Repair of cross-linked DNA and survival of Escherichia coli treated with psoralen and light: effects of mutations influencing genetic recombination and DNA metabolism

Abstract

Repair of cross-linked DNA was studied in Escherichia coli strains carrying mutations affecting DNA metabolism. In wild-type cells, DNA strands cut during cross-link removal were rejoined during a subsequent incubation into high-molecular-weight molecules. This rejoining was dependent on gene products involved in genetic recombination. A close correlation was found relating recombination proficiency, the rate of strand rejoining, and formation of viable progeny after DNA cross-linking by treatment with psoralen and light. Wild-type cells and other mutants which were Rec+ (sbcB, recL, recL, sbcB, recB recC sbcA, recB recC sbcB, xthA1, and xthA11) rejoined cut DNA strands at a rate of 0.8 ± 0.1 min-1 at 37°C and survived 53 to 71 cross-links per chromosome, recB, recC, recB recC, recF, or polA strains showed reduced rates of strand rejoining and survived 4 to 13 cross links per chromosome. Recombination-deficient strains (recA, recB recC sbcB recF, recB recL) and lexA failed to rejoin DNA strands after cross-link removal and were unable to form colonies after treatments producing as few as one to two cross-links per chromosome.

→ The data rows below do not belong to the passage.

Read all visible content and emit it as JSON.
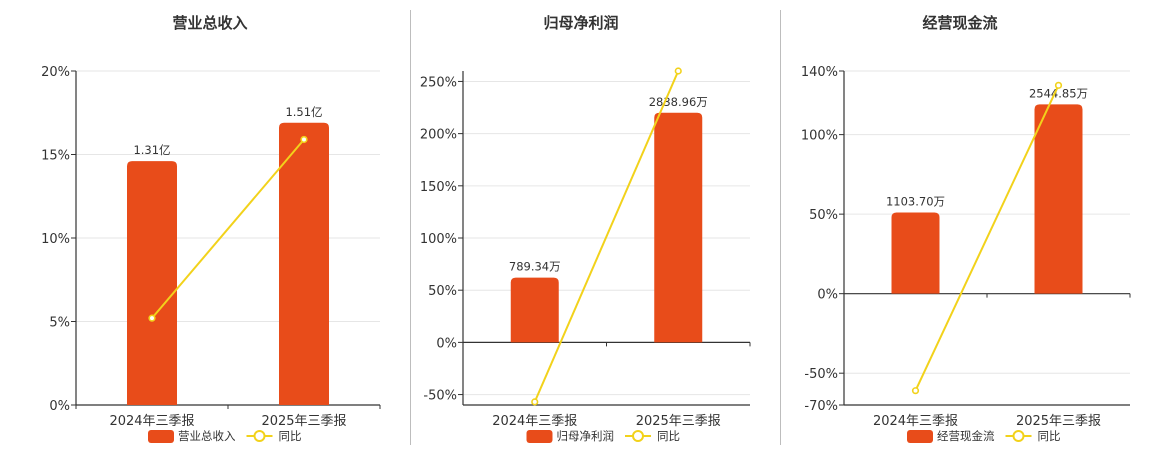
{
  "colors": {
    "bar": "#E84C1A",
    "line": "#F2D21B",
    "grid": "#e6e6e6",
    "axis": "#333333"
  },
  "legend": {
    "line_label": "同比"
  },
  "chart_data": [
    {
      "type": "bar",
      "title": "营业总收入",
      "categories": [
        "2024年三季报",
        "2025年三季报"
      ],
      "series": [
        {
          "name": "营业总收入",
          "type": "bar",
          "values": [
            14.6,
            16.9
          ],
          "labels": [
            "1.31亿",
            "1.51亿"
          ]
        },
        {
          "name": "同比",
          "type": "line",
          "values": [
            5.2,
            15.9
          ]
        }
      ],
      "yticks": [
        "0%",
        "5%",
        "10%",
        "15%",
        "20%"
      ],
      "ylim": [
        0,
        20
      ],
      "grid": true,
      "legend_position": "bottom"
    },
    {
      "type": "bar",
      "title": "归母净利润",
      "categories": [
        "2024年三季报",
        "2025年三季报"
      ],
      "series": [
        {
          "name": "归母净利润",
          "type": "bar",
          "values": [
            62,
            220
          ],
          "labels": [
            "789.34万",
            "2838.96万"
          ]
        },
        {
          "name": "同比",
          "type": "line",
          "values": [
            -57,
            260
          ]
        }
      ],
      "yticks": [
        "-50%",
        "0%",
        "50%",
        "100%",
        "150%",
        "200%",
        "250%"
      ],
      "ylim": [
        -60,
        260
      ],
      "grid": true,
      "legend_position": "bottom"
    },
    {
      "type": "bar",
      "title": "经营现金流",
      "categories": [
        "2024年三季报",
        "2025年三季报"
      ],
      "series": [
        {
          "name": "经营现金流",
          "type": "bar",
          "values": [
            51,
            119
          ],
          "labels": [
            "1103.70万",
            "2544.85万"
          ]
        },
        {
          "name": "同比",
          "type": "line",
          "values": [
            -61,
            131
          ]
        }
      ],
      "yticks": [
        "-70%",
        "-50%",
        "0%",
        "50%",
        "100%",
        "140%"
      ],
      "ytick_values": [
        -70,
        -50,
        0,
        50,
        100,
        140
      ],
      "ylim": [
        -70,
        140
      ],
      "grid": true,
      "legend_position": "bottom"
    }
  ]
}
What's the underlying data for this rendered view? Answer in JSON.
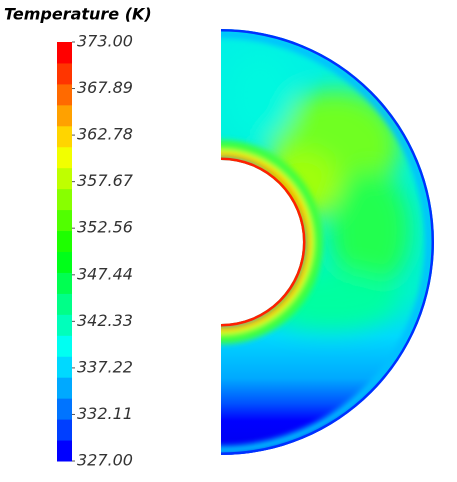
{
  "chart_data": {
    "type": "contour",
    "title": "Temperature (K)",
    "ylim": [
      327,
      373
    ],
    "yticks": [
      {
        "value": 327,
        "label": "327.00"
      },
      {
        "value": 332.11,
        "label": "332.11"
      },
      {
        "value": 337.22,
        "label": "337.22"
      },
      {
        "value": 342.33,
        "label": "342.33"
      },
      {
        "value": 347.44,
        "label": "347.44"
      },
      {
        "value": 352.56,
        "label": "352.56"
      },
      {
        "value": 357.67,
        "label": "357.67"
      },
      {
        "value": 362.78,
        "label": "362.78"
      },
      {
        "value": 367.89,
        "label": "367.89"
      },
      {
        "value": 373,
        "label": "373.00"
      }
    ],
    "colormap": [
      "#0000ff",
      "#003fff",
      "#0074ff",
      "#00a9ff",
      "#00d9ff",
      "#00fff2",
      "#00ffbb",
      "#00ff88",
      "#00ff51",
      "#00ff19",
      "#1eff00",
      "#51ff00",
      "#88ff00",
      "#bfff00",
      "#f2ff00",
      "#ffd500",
      "#ffa100",
      "#ff6a00",
      "#ff3500",
      "#ff0000"
    ]
  }
}
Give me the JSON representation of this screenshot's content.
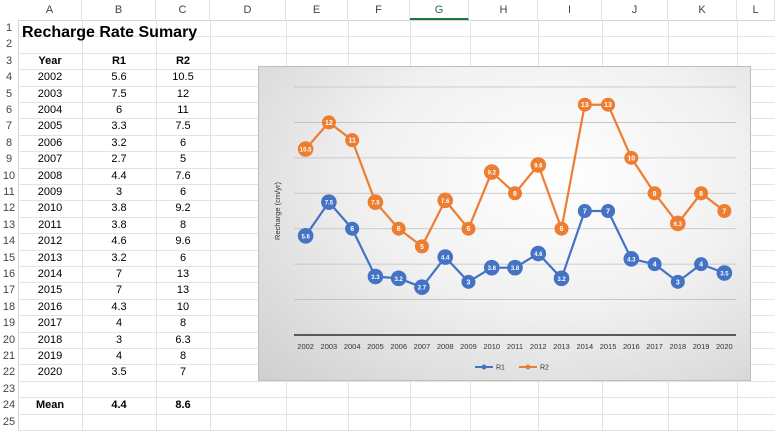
{
  "sheet": {
    "columns": [
      "A",
      "B",
      "C",
      "D",
      "E",
      "F",
      "G",
      "H",
      "I",
      "J",
      "K",
      "L"
    ],
    "selected_column": "G",
    "rows": [
      "1",
      "2",
      "3",
      "4",
      "5",
      "6",
      "7",
      "8",
      "9",
      "10",
      "11",
      "12",
      "13",
      "14",
      "15",
      "16",
      "17",
      "18",
      "19",
      "20",
      "21",
      "22",
      "23",
      "24",
      "25"
    ],
    "title": "Recharge Rate Sumary",
    "headers": [
      "Year",
      "R1",
      "R2"
    ],
    "table": [
      [
        "2002",
        "5.6",
        "10.5"
      ],
      [
        "2003",
        "7.5",
        "12"
      ],
      [
        "2004",
        "6",
        "11"
      ],
      [
        "2005",
        "3.3",
        "7.5"
      ],
      [
        "2006",
        "3.2",
        "6"
      ],
      [
        "2007",
        "2.7",
        "5"
      ],
      [
        "2008",
        "4.4",
        "7.6"
      ],
      [
        "2009",
        "3",
        "6"
      ],
      [
        "2010",
        "3.8",
        "9.2"
      ],
      [
        "2011",
        "3.8",
        "8"
      ],
      [
        "2012",
        "4.6",
        "9.6"
      ],
      [
        "2013",
        "3.2",
        "6"
      ],
      [
        "2014",
        "7",
        "13"
      ],
      [
        "2015",
        "7",
        "13"
      ],
      [
        "2016",
        "4.3",
        "10"
      ],
      [
        "2017",
        "4",
        "8"
      ],
      [
        "2018",
        "3",
        "6.3"
      ],
      [
        "2019",
        "4",
        "8"
      ],
      [
        "2020",
        "3.5",
        "7"
      ]
    ],
    "mean_label": "Mean",
    "mean_r1": "4.4",
    "mean_r2": "8.6"
  },
  "chart_data": {
    "type": "line",
    "categories": [
      "2002",
      "2003",
      "2004",
      "2005",
      "2006",
      "2007",
      "2008",
      "2009",
      "2010",
      "2011",
      "2012",
      "2013",
      "2014",
      "2015",
      "2016",
      "2017",
      "2018",
      "2019",
      "2020"
    ],
    "series": [
      {
        "name": "R1",
        "color": "#4472c4",
        "values": [
          5.6,
          7.5,
          6,
          3.3,
          3.2,
          2.7,
          4.4,
          3,
          3.8,
          3.8,
          4.6,
          3.2,
          7,
          7,
          4.3,
          4,
          3,
          4,
          3.5
        ]
      },
      {
        "name": "R2",
        "color": "#ed7d31",
        "values": [
          10.5,
          12,
          11,
          7.5,
          6,
          5,
          7.6,
          6,
          9.2,
          8,
          9.6,
          6,
          13,
          13,
          10,
          8,
          6.3,
          8,
          7
        ]
      }
    ],
    "data_labels": {
      "R1": [
        "5.6",
        "7.5",
        "6",
        "3.3",
        "3.2",
        "2.7",
        "4.4",
        "3",
        "3.8",
        "3.8",
        "4.6",
        "3.2",
        "7",
        "7",
        "4.3",
        "4",
        "3",
        "4",
        "3.5"
      ],
      "R2": [
        "10.5",
        "12",
        "11",
        "7.5",
        "6",
        "5",
        "7.6",
        "6",
        "9.2",
        "8",
        "9.6",
        "6",
        "13",
        "13",
        "10",
        "8",
        "6.3",
        "8",
        "7"
      ]
    },
    "ylabel": "Recharge (cm/yr)",
    "xlabel": "",
    "title": "",
    "ylim": [
      0,
      14
    ],
    "grid": true,
    "legend": "bottom"
  }
}
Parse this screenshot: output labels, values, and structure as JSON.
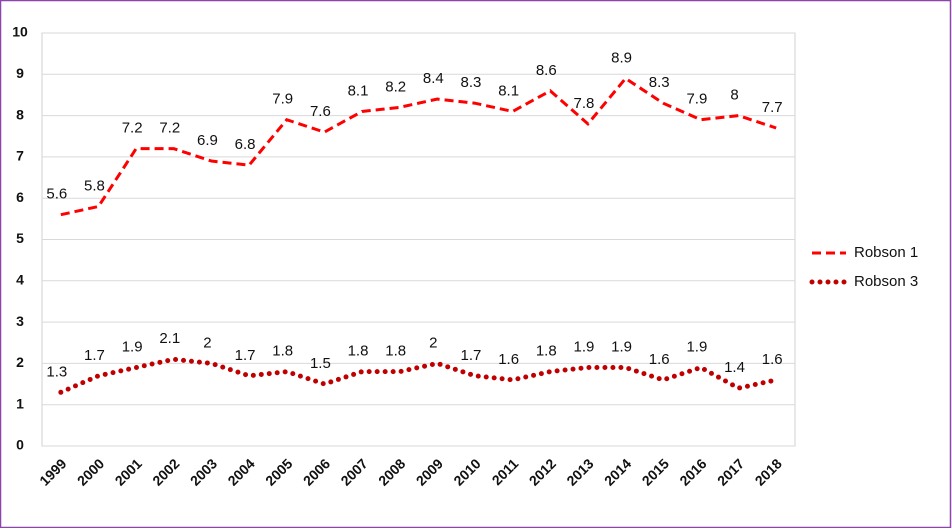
{
  "chart_data": {
    "type": "line",
    "categories": [
      "1999",
      "2000",
      "2001",
      "2002",
      "2003",
      "2004",
      "2005",
      "2006",
      "2007",
      "2008",
      "2009",
      "2010",
      "2011",
      "2012",
      "2013",
      "2014",
      "2015",
      "2016",
      "2017",
      "2018"
    ],
    "series": [
      {
        "name": "Robson 1",
        "color": "#ff0000",
        "style": "dashed",
        "values": [
          5.6,
          5.8,
          7.2,
          7.2,
          6.9,
          6.8,
          7.9,
          7.6,
          8.1,
          8.2,
          8.4,
          8.3,
          8.1,
          8.6,
          7.8,
          8.9,
          8.3,
          7.9,
          8,
          7.7
        ]
      },
      {
        "name": "Robson 3",
        "color": "#c00000",
        "style": "dotted",
        "values": [
          1.3,
          1.7,
          1.9,
          2.1,
          2,
          1.7,
          1.8,
          1.5,
          1.8,
          1.8,
          2,
          1.7,
          1.6,
          1.8,
          1.9,
          1.9,
          1.6,
          1.9,
          1.4,
          1.6
        ]
      }
    ],
    "ylim": [
      0,
      10
    ],
    "yticks": [
      0,
      1,
      2,
      3,
      4,
      5,
      6,
      7,
      8,
      9,
      10
    ],
    "grid": true,
    "legend": "right"
  }
}
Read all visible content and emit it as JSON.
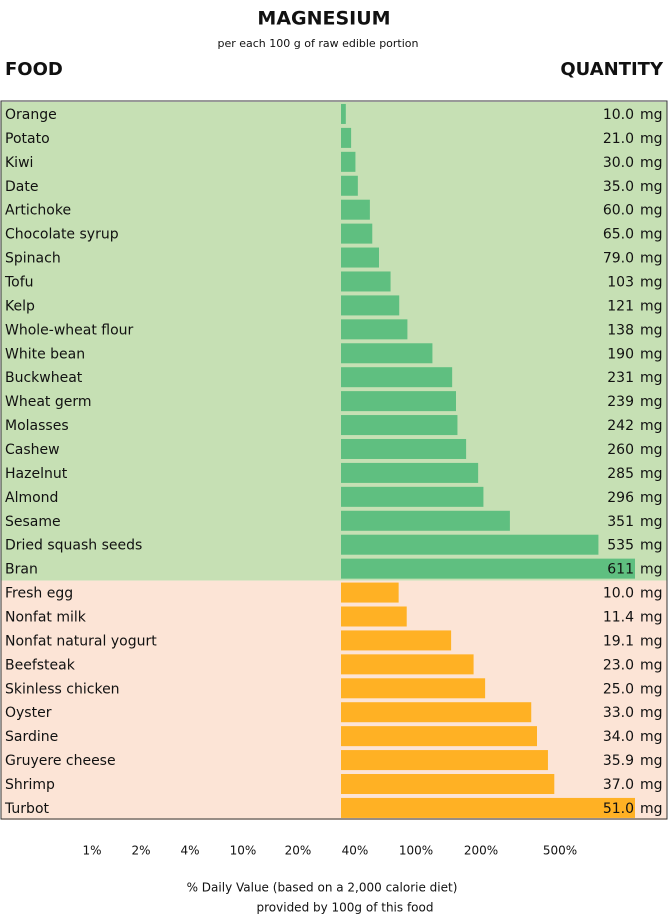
{
  "title": "MAGNESIUM",
  "subtitle": "per each 100 g of raw edible portion",
  "food_header": "FOOD",
  "quantity_header": "QUANTITY",
  "unit": "mg",
  "groups": [
    {
      "background": "#c6e0b4",
      "color": "#5fbf80",
      "items": [
        "Orange",
        "Potato",
        "Kiwi",
        "Date",
        "Artichoke",
        "Chocolate syrup",
        "Spinach",
        "Tofu",
        "Kelp",
        "Whole-wheat flour",
        "White bean",
        "Buckwheat",
        "Wheat germ",
        "Molasses",
        "Cashew",
        "Hazelnut",
        "Almond",
        "Sesame",
        "Dried squash seeds",
        "Bran"
      ],
      "values": [
        10.0,
        21.0,
        30.0,
        35.0,
        60.0,
        65.0,
        79.0,
        103,
        121,
        138,
        190,
        231,
        239,
        242,
        260,
        285,
        296,
        351,
        535,
        611
      ],
      "value_labels": [
        "10.0",
        "21.0",
        "30.0",
        "35.0",
        "60.0",
        "65.0",
        "79.0",
        "103",
        "121",
        "138",
        "190",
        "231",
        "239",
        "242",
        "260",
        "285",
        "296",
        "351",
        "535",
        "611"
      ]
    },
    {
      "background": "#fce4d6",
      "color": "#ffb124",
      "items": [
        "Fresh egg",
        "Nonfat milk",
        "Nonfat natural yogurt",
        "Beefsteak",
        "Skinless chicken",
        "Oyster",
        "Sardine",
        "Gruyere cheese",
        "Shrimp",
        "Turbot"
      ],
      "values": [
        10.0,
        11.4,
        19.1,
        23.0,
        25.0,
        33.0,
        34.0,
        35.9,
        37.0,
        51.0
      ],
      "value_labels": [
        "10.0",
        "11.4",
        "19.1",
        "23.0",
        "25.0",
        "33.0",
        "34.0",
        "35.9",
        "37.0",
        "51.0"
      ]
    }
  ],
  "daily_value_ticks": [
    "1%",
    "2%",
    "4%",
    "10%",
    "20%",
    "40%",
    "100%",
    "200%",
    "500%"
  ],
  "footer": [
    "% Daily Value (based on a 2,000 calorie diet)",
    "provided by 100g of this food"
  ]
}
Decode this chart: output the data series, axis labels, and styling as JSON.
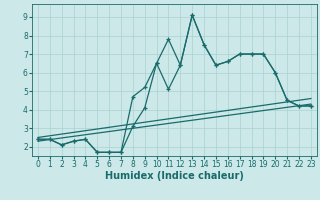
{
  "xlabel": "Humidex (Indice chaleur)",
  "background_color": "#cce8e8",
  "line_color": "#1a6b6b",
  "xlim": [
    -0.5,
    23.5
  ],
  "ylim": [
    1.5,
    9.7
  ],
  "xticks": [
    0,
    1,
    2,
    3,
    4,
    5,
    6,
    7,
    8,
    9,
    10,
    11,
    12,
    13,
    14,
    15,
    16,
    17,
    18,
    19,
    20,
    21,
    22,
    23
  ],
  "yticks": [
    2,
    3,
    4,
    5,
    6,
    7,
    8,
    9
  ],
  "series1_x": [
    0,
    1,
    2,
    3,
    4,
    5,
    6,
    7,
    8,
    9,
    10,
    11,
    12,
    13,
    14,
    15,
    16,
    17,
    18,
    19,
    20,
    21,
    22,
    23
  ],
  "series1_y": [
    2.4,
    2.4,
    2.1,
    2.3,
    2.4,
    1.7,
    1.7,
    1.7,
    3.1,
    4.1,
    6.5,
    7.8,
    6.4,
    9.1,
    7.5,
    6.4,
    6.6,
    7.0,
    7.0,
    7.0,
    6.0,
    4.5,
    4.2,
    4.2
  ],
  "series2_x": [
    0,
    1,
    2,
    3,
    4,
    5,
    6,
    7,
    8,
    9,
    10,
    11,
    12,
    13,
    14,
    15,
    16,
    17,
    18,
    19,
    20,
    21,
    22,
    23
  ],
  "series2_y": [
    2.4,
    2.4,
    2.1,
    2.3,
    2.4,
    1.7,
    1.7,
    1.7,
    4.7,
    5.2,
    6.5,
    5.1,
    6.4,
    9.1,
    7.5,
    6.4,
    6.6,
    7.0,
    7.0,
    7.0,
    6.0,
    4.5,
    4.2,
    4.2
  ],
  "trend1_x": [
    0,
    23
  ],
  "trend1_y": [
    2.3,
    4.3
  ],
  "trend2_x": [
    0,
    23
  ],
  "trend2_y": [
    2.5,
    4.6
  ],
  "grid_color": "#aad0d0",
  "font_color": "#1a6b6b",
  "lw": 0.9,
  "ms": 3.5,
  "xlabel_fontsize": 7,
  "tick_fontsize": 5.5
}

Strand rejoining occurred normally in cells with mutations affecting DNA replication (dnaA, dnaB, dnaG, and dnaE) under both permissive and nonpermissive conditions for chromosome replication. In a polA polB dnaE strain strand rejoining occurred at 32°C but not at 42°C, indicating that some DNA synthesis was required for formation of intact recombinant molecules.